Reports & Publications
Dell Networking Data Center AI Switch Fabric Dell PowerSwitch Z9864F-ON AI Fabric Congestion Mitigation Evaluation & LPO Ecosystem
Login or create an account to download this report
Abstract
Much more than most legacy traffic, AI training traffic is both latency-sensitive and bursty. Because many flows are synchronized, latency or dropped frames caused by congestion can have a ripple effect and degrade not just the session experiencing congestion but other flows in the training collective as well. The Solution? Avoid congestion at all costs - and that is just what Dell helps you do. Proprietary Dell enhancements to its Enterprise SONiC Distribution implement dynamic prioritization for AI (NCCL) traffic.

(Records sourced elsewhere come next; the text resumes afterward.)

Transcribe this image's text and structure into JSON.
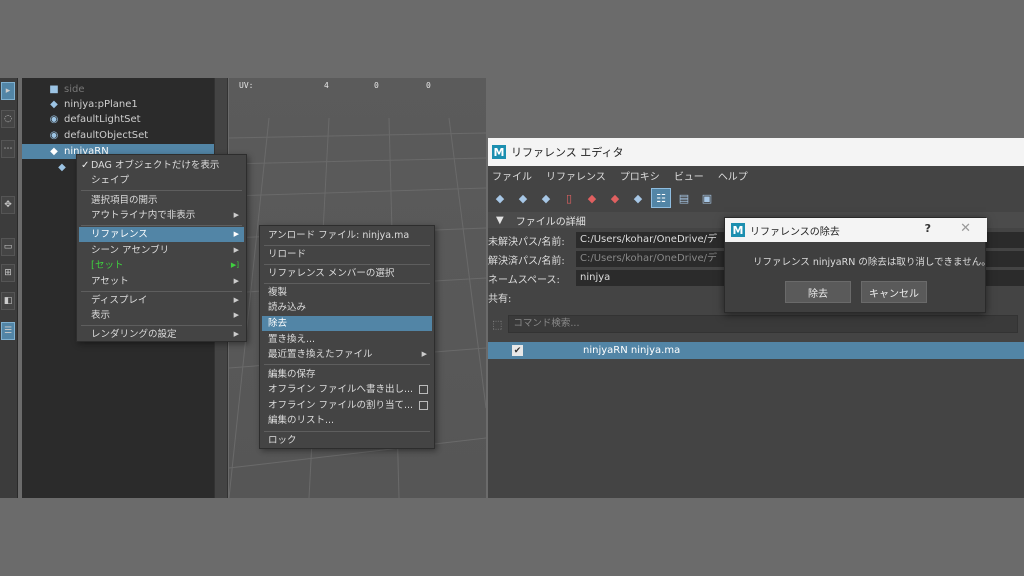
{
  "outliner": {
    "items": [
      {
        "label": "side",
        "icon": "camera-icon"
      },
      {
        "label": "ninjya:pPlane1",
        "icon": "mesh-icon"
      },
      {
        "label": "defaultLightSet",
        "icon": "set-icon"
      },
      {
        "label": "defaultObjectSet",
        "icon": "set-icon"
      },
      {
        "label": "ninjyaRN",
        "icon": "reference-icon"
      }
    ]
  },
  "viewport": {
    "uv_label": "UV:",
    "uv_values": [
      "4",
      "0",
      "0"
    ]
  },
  "context_menu": {
    "items": [
      "DAG オブジェクトだけを表示",
      "シェイプ",
      "選択項目の開示",
      "アウトライナ内で非表示",
      "リファレンス",
      "シーン アセンブリ",
      "セット",
      "アセット",
      "ディスプレイ",
      "表示",
      "レンダリングの設定"
    ]
  },
  "sub_menu": {
    "items": [
      "アンロード ファイル: ninjya.ma",
      "リロード",
      "リファレンス メンバーの選択",
      "複製",
      "読み込み",
      "除去",
      "置き換え...",
      "最近置き換えたファイル",
      "編集の保存",
      "オフライン ファイルへ書き出し...",
      "オフライン ファイルの割り当て...",
      "編集のリスト...",
      "ロック"
    ]
  },
  "ref_editor": {
    "title": "リファレンス エディタ",
    "menus": [
      "ファイル",
      "リファレンス",
      "プロキシ",
      "ビュー",
      "ヘルプ"
    ],
    "section": "ファイルの詳細",
    "unresolved_label": "未解決パス/名前:",
    "unresolved_value": "C:/Users/kohar/OneDrive/デ",
    "resolved_label": "解決済パス/名前:",
    "resolved_value": "C:/Users/kohar/OneDrive/デ",
    "namespace_label": "ネームスペース:",
    "namespace_value": "ninjya",
    "shared_label": "共有:",
    "command_placeholder": "コマンド検索...",
    "row_text": "ninjyaRN  ninjya.ma"
  },
  "dialog": {
    "title": "リファレンスの除去",
    "help": "?",
    "message": "リファレンス ninjyaRN の除去は取り消しできません。",
    "remove_label": "除去",
    "cancel_label": "キャンセル"
  }
}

Dell Technologies commissioned Tolly to evaluate its RDMA over Converged Ethernet (RoCE), one of its many dynamic congestion mitigation networking features, in its networking operating system Dell Enterprise SONiC using the Dell PowerSwitch Z9864F-ON 800GbE. The demonstration included the evaluation of various options for supporting linear pluggable optics (LPO) in addition to traditional, DSP-based optical connections.
The Dell PowerSwitch Z9864F-ON fabric demonstrated dynamic prioritization of AI (NCCL) traffic. This AI training session traffic was unable to reach its destination without Dell’s dynamic prioritization. Additionally, the Dell PowerSwitch and Dell PowerEdge server environment demonstrated support for DR8-400GbE LPO, DR4 LPO, and VR4400GbE LPO.